As super-aged society has come, the number of persons with multimorbidity and multiple disabilities and their needs of rehabilitation have increased rapidly more than we had expected [44]. Medical science basically aims to “Adding Years to Life” by increasing life expectancy. Rehabilitation generally aims to “Adding Life to Years” by helping patients with impairment achieve, and use, their full physical, mental, and social potential. However, recent growing evidence suggests that rehabilitation for patients with visceral impairment such as renal, cardiac, and pulmonary impairment can not only improve exercise performance and HR-QL but also increases survival (Fig. 4.3) [45]. Therefore, modern comprehensive rehabilitation for CKD patients does not simply aim to “Adding Life to Years” but “Adding Life to Years and Years to Life,” which is a new rehabilitation concept [45].

Fig. 4.3
figure 3

Renal rehabilitation is a new paradigm of rehabilitation. (Used with permission from Kohzuki et al. [45])

4.8 Conclusion

In RR, we should improve not only HR-QL but also biological lifespan in CKD patients.
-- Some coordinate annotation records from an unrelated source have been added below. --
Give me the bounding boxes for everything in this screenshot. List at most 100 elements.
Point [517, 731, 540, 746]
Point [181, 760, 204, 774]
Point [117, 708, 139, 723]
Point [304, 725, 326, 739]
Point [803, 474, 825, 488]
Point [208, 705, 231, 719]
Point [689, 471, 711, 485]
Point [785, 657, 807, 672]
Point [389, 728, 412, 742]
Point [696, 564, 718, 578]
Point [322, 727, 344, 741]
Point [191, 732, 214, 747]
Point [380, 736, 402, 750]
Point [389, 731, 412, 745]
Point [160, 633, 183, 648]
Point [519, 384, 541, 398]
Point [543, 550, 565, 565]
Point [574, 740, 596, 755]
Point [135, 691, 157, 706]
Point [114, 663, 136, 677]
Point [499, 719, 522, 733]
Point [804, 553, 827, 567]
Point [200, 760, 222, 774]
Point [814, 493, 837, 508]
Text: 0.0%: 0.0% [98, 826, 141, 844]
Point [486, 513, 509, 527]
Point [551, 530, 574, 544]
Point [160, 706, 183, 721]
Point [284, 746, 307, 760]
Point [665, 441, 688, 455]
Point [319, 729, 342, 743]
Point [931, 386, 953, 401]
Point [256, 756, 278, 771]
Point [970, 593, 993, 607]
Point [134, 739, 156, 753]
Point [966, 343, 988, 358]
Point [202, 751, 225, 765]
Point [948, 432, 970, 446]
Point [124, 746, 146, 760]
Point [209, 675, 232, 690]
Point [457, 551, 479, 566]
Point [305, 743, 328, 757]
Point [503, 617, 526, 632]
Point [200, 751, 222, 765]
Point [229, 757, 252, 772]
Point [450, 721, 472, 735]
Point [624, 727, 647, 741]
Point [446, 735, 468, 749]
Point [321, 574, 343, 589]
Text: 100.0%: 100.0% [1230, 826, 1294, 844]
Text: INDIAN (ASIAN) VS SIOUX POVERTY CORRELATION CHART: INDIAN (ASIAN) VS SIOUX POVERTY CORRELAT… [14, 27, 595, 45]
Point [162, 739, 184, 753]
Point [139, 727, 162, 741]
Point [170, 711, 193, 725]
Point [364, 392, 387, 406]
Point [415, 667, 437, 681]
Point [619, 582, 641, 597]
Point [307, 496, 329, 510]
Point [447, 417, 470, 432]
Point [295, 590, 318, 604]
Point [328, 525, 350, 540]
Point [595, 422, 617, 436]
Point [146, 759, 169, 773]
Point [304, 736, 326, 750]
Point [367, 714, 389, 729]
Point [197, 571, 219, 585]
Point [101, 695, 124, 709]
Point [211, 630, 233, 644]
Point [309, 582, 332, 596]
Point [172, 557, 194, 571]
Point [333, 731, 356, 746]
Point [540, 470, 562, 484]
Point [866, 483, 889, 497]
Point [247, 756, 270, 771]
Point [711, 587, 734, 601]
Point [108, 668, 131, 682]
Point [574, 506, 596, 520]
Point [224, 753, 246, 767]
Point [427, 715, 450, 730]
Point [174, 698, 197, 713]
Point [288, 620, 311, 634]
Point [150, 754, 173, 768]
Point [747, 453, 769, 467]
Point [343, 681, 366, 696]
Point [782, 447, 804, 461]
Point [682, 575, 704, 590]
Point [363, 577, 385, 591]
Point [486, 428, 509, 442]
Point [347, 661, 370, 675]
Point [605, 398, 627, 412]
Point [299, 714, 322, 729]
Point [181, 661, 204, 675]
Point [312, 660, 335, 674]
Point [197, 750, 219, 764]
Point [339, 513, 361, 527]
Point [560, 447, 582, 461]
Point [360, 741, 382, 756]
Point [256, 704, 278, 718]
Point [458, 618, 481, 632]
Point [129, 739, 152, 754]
RR is a feasible, effective, and safe secondary prevention strategy following CKD and offers a promising model for new field of rehabilitation. Future larger randomized controlled trials should focus more on the effects of exercise training and rehabilitation programs as these subjects and exercise types have not been studied as much as cardiovascular exercise. Moreover, urgent efforts should be made to increase the implementation rate of the RR.